Here’s the deal. Recent surveys conducted in Greece reveal that 90% of Greeks believe that after the pandemic we should do more for the protection of the planet and recycling. I could cite 100 sources revealing the concerns of Greek people for their homeland and their future, but to save time let me point out Theoharis’ ideas on the subject of sustainable tourism. This report cites Theoharis saying he is worried about upsetting the “local populations” with new sustainability practices! Excuse me, but the locals in villages here on Crete know full well the negative effects of gigantic all-inclusive resorts near them. The big money is in volume, and the volume is what has been sustaining these resorts.
This writer is worried that Greece is turning into a hotel business instead of a country where everywhere who lives here benefits from wide-sweeping decisions made in Athens. My worry is that this new “Hotels For” scheme to be financed exclusively by the Hellenic Chamber of Hotels and established through legislation drawn up by the Tourism Ministry, may end up with the private sector telling the government of the people what is the law.

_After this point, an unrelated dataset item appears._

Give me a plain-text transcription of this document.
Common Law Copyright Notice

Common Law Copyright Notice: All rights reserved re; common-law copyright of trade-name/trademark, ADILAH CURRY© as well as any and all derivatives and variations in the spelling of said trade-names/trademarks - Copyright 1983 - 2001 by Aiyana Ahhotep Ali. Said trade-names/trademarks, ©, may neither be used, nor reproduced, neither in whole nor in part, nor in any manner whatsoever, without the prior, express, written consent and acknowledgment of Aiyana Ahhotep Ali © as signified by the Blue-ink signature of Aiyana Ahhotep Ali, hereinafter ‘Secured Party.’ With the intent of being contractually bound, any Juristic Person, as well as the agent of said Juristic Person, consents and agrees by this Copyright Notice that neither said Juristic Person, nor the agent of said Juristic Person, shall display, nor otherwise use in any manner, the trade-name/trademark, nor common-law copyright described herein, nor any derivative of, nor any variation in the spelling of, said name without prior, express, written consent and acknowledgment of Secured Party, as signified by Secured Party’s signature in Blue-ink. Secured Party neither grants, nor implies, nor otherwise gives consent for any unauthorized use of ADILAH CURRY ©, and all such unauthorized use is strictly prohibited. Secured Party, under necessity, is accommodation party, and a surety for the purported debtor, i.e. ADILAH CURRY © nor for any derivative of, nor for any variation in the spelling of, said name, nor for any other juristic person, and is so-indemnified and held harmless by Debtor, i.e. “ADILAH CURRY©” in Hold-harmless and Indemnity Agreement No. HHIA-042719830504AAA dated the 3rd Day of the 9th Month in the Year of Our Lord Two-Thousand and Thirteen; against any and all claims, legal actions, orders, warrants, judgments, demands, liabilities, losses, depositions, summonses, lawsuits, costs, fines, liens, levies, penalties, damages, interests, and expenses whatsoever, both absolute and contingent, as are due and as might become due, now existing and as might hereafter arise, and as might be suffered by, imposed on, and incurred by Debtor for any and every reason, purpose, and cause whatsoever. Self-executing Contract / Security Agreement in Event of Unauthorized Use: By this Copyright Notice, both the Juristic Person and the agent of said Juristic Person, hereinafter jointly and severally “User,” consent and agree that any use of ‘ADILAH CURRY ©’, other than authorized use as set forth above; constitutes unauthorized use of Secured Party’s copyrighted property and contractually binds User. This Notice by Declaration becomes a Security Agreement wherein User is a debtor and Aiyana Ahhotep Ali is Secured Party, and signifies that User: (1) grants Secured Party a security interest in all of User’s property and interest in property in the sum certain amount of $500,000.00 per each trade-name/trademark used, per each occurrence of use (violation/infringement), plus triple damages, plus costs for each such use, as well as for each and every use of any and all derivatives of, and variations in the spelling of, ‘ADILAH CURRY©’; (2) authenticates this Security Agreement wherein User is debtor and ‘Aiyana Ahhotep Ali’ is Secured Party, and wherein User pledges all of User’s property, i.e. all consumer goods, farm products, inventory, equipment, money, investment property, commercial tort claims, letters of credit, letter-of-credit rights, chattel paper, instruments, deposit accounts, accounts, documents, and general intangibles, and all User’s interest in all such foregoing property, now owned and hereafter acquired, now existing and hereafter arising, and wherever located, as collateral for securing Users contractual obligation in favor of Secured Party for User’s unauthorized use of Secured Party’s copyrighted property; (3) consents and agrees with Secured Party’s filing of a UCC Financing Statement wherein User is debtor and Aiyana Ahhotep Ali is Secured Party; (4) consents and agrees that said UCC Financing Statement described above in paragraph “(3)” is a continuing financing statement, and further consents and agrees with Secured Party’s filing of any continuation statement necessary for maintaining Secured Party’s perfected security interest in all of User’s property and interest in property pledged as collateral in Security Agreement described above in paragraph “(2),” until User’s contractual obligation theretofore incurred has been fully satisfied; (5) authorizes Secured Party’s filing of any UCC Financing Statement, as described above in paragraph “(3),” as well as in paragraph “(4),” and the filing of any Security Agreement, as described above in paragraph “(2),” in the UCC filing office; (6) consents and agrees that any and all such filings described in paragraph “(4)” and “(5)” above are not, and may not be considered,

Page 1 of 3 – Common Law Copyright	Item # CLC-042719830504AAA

The long and short of this is, Theoharis and the Mitsotakis administration are putting the foxes in charge of the henhouse where sustainable tourism is concerned. Hoteliers are interested in one thing, and one thing only, profit. And in Greece, not one hotelier I can name is forward-thinking enough to charge more for his rooms, so that he or she can be truly sustainable. The next conference on sustainability should be led by environmental experts, engineers, and urban geography scientists, working to develop strategies to help hoteliers do what they must do, not the other way around.